Par deux mémoires en défense, enregistrés le 7 août 2023 et le 23 octobre 2023, le préfet de l’Aisne conclut au rejet de la requête.
Il fait valoir que les moyens soulevés par la société requérante ne sont pas fondés.
Par une ordonnance du 24 octobre 2023, la clôture de l’instruction a été fixée au 10 novembre 2023 à 12h00.
Vu les autres pièces du dossier.
Vu :
— le code de l’urbanisme ;
— le code de justice administrative.
Les parties ont été régulièrement averties du jour de l’audience.
Ont été entendus au cours de l’audience publique :
— le rapport de Mme Beaucourt, conseillère,
— les conclusions de M. Lapaquette, rapporteur public,
— les observations de Me Domenech, représentant la SAS Énergie Chouy,
— et les observations de Mme A, représentant le préfet de l’Aisne.
Considérant ce qui suit :
1. Le 2 décembre 2021, la société par actions simplifiée (SAS) Energie Chouy a déposé une demande de permis de construire un parc solaire au sol comprenant deux cent cinquante-sept tables photovoltaïques, un bâtiment poste de livraison, onze bâtiments poste de transformation, une clôture périphérique et quatre places de stationnement sur une parcelle cadastrée section ZN n° 19 située au lieu-dit La Bauve sur le territoire de la commune de Chouy. Par un arrêté du 20 janvier 2023, dont la SAS Énergie Chouy demande l’annulation, le préfet de l’Aisne a refusé de délivrer le permis sollicité.

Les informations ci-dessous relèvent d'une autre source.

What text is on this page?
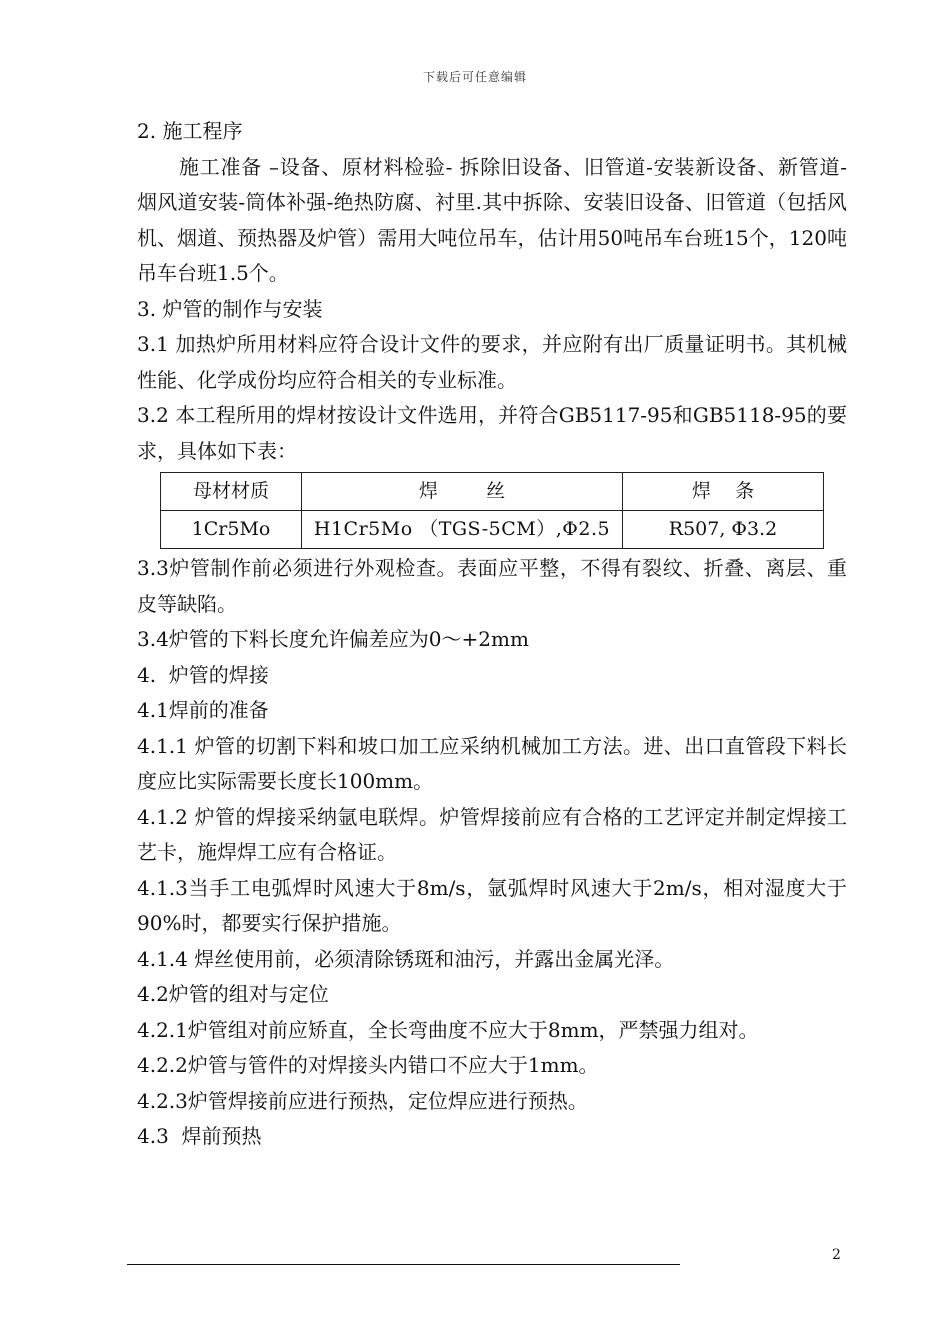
下载后可任意编辑

2. 施工程序

施工准备 –设备、原材料检验- 拆除旧设备、旧管道-安装新设备、新管道- 烟风道安装-筒体补强-绝热防腐、衬里.其中拆除、安装旧设备、旧管道（包括风机、烟道、预热器及炉管）需用大吨位吊车，估计用50吨吊车台班15个，120吨吊车台班1.5个。

3. 炉管的制作与安装

3.1 加热炉所用材料应符合设计文件的要求，并应附有出厂质量证明书。其机械性能、化学成份均应符合相关的专业标准。

3.2 本工程所用的焊材按设计文件选用，并符合GB5117-95和GB5118-95的要求，具体如下表：

母材材质	焊        丝	焊    条
1Cr5Mo	H1Cr5Mo （TGS-5CM）,Φ2.5	R507, Φ3.2

3.3炉管制作前必须进行外观检查。表面应平整，不得有裂纹、折叠、离层、重皮等缺陷。

3.4炉管的下料长度允许偏差应为0～+2mm

4.  炉管的焊接

4.1焊前的准备

4.1.1 炉管的切割下料和坡口加工应采纳机械加工方法。进、出口直管段下料长度应比实际需要长度长100mm。

4.1.2 炉管的焊接采纳氩电联焊。炉管焊接前应有合格的工艺评定并制定焊接工艺卡，施焊焊工应有合格证。

4.1.3当手工电弧焊时风速大于8m/s，氩弧焊时风速大于2m/s，相对湿度大于90%时，都要实行保护措施。

4.1.4 焊丝使用前，必须清除锈斑和油污，并露出金属光泽。

4.2炉管的组对与定位

4.2.1炉管组对前应矫直，全长弯曲度不应大于8mm，严禁强力组对。

4.2.2炉管与管件的对焊接头内错口不应大于1mm。

4.2.3炉管焊接前应进行预热，定位焊应进行预热。

4.3  焊前预热

2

Sur les conclusions à fin d’annulation :
2. Aux termes de l’article L. 151-11 du code de l’urbanisme : « I.-Dans les zones agricoles, naturelles ou forestières, le règlement peut : / 1° Autoriser les constructions et installations nécessaires à des équipements collectifs dès lors qu’elles ne sont pas incompatibles avec l’exercice d’une activité agricole, pastorale ou forestière du terrain sur lequel elles sont implantées et qu’elles ne portent pas atteinte à la sauvegarde des espaces naturels et des paysages () ».
3. Les dispositions de l’article L. 151-11 du code de l’urbanisme ont pour objet de conditionner l’implantation de constructions et installations nécessaires à des équipements collectifs dans des zones naturelles, agricoles ou forestières à la possibilité d’exercer des activités agricoles, pastorales ou forestières sur le terrain où elles doivent être implantées et à l’absence d’atteinte à la sauvegarde des espaces naturels et des paysages. Pour vérifier si la première de ces exigences est satisfaite, il appartient à l’administration, sous le contrôle du juge de l’excès de pouvoir, d’apprécier si le projet permet l’exercice d’une activité agricole, pastorale ou forestière significative sur le terrain d’implantation, au regard des activités qui sont effectivement exercées dans la zone concernée du plan local d’urbanisme ou, le cas échéant, auraient vocation à s’y développer, en tenant compte notamment de la superficie de la parcelle, de l’emprise du projet, de la nature des sols et des usages locaux.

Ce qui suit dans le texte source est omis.